Mental Health Awareness Week is a way to bring the community together and evaluate how to improve wellness and mental health resources on campus, Liaison for Health, Safety and Wellness for ASMSU Kumaran Arivoli said.
“We shouldn’t go to college and solely focus on stress,” Arivoli said. “College should be a place where we are well, and that seems like such a foreign concept to us. I think that should be a huge part of going to college, is being happy and so many students aren’t happy. So, that’s why it’s super important to have a week like this.”
In order to bring more awareness this year, ASMSU has more online shareable features and promotions on social media, as well as new events like “Break the Stigma: Mental Health in Multicultural Communities.”
Mental Health Awareness Week was originally held in the spring semester last year, but has since been moved to a more appropriate time of year, Arivoli said.
Due to the absence of a fall break, finals and the change of weather, some students find themselves in need of help with their mental health during this time of year.
“It’s a very stressful time of year. It’s after midterms, or maybe even during midterms. It’s close to finals week,” Arivoli said. “Even something as simple as the weather changing with people who suffer from seasonal affective disorder. It’s just a busy and tough time of the year for a lot of students, particularly college students.”

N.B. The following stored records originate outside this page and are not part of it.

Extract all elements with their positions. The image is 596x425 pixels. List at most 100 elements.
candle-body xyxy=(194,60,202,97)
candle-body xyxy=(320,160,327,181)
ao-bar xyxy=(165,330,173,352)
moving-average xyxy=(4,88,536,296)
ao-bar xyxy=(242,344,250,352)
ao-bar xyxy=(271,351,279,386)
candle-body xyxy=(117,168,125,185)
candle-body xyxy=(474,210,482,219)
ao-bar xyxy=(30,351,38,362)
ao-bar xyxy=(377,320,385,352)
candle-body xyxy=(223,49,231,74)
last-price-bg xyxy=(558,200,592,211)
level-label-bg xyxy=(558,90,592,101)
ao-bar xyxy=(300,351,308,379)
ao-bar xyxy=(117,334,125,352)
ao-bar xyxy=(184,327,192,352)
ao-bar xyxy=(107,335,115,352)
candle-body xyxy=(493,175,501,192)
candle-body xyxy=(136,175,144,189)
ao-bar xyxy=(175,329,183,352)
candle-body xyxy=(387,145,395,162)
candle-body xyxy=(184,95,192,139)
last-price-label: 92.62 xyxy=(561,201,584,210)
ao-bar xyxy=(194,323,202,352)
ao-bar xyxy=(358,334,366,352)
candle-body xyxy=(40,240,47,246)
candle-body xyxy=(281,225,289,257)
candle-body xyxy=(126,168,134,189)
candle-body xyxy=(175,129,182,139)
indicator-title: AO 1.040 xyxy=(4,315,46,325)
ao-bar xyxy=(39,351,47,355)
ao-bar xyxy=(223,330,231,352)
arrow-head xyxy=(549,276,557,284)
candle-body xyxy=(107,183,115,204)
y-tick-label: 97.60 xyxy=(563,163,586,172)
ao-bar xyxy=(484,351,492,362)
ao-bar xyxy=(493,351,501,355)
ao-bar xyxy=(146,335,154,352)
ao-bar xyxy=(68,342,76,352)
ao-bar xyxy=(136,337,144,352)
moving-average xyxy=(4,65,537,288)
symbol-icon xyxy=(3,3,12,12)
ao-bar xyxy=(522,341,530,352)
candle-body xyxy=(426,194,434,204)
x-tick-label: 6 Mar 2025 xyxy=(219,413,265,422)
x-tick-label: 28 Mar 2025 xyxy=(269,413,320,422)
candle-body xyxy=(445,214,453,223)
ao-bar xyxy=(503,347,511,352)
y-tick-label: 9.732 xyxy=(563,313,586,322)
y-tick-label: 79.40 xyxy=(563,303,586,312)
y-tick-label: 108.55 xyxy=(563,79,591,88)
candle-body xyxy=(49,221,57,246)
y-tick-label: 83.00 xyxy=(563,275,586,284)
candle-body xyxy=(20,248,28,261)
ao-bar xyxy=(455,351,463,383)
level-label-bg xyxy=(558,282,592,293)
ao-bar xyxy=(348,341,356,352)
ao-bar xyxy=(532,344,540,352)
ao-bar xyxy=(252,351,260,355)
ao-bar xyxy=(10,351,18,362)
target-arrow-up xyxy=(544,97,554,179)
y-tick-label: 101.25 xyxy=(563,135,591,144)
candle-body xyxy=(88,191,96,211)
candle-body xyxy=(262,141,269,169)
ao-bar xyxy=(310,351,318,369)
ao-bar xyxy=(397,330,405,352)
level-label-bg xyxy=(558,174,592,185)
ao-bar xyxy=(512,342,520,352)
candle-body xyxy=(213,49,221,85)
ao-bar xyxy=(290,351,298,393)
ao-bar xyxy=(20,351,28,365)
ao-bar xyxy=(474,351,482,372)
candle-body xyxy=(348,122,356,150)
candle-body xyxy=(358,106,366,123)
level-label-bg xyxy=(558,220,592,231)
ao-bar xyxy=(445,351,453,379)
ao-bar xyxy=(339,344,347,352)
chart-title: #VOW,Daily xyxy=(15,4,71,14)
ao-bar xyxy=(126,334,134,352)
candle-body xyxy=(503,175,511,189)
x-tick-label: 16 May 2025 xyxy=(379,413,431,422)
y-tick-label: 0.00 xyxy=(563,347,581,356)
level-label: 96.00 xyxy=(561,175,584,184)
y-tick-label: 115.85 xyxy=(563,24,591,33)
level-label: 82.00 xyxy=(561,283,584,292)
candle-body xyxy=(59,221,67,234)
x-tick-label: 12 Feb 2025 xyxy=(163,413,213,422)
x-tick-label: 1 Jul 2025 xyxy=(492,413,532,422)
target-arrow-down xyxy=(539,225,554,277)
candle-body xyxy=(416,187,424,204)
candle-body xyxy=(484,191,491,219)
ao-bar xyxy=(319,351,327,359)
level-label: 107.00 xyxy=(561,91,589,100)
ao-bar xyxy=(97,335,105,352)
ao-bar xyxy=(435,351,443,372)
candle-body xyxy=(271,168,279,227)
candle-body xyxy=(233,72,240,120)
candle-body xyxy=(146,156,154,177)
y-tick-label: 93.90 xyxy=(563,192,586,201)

As a senior this year, Arivoli said he tried to create a more unique week and create new events. He said he hopes Mental Health Awareness Week continues to spread the same important message in new, creative ways in the years to come.
“I think it’s really important to at least make this a unique week. I didn’t want to do exactly what we did last year,” Arivoli said. “For the person who follows my job next year, I’m going to make sure that they have their own ideas and come up with some really cool things. ... I think updating mental health and its multiple facets is a really, really good idea to keep this going on in the future.”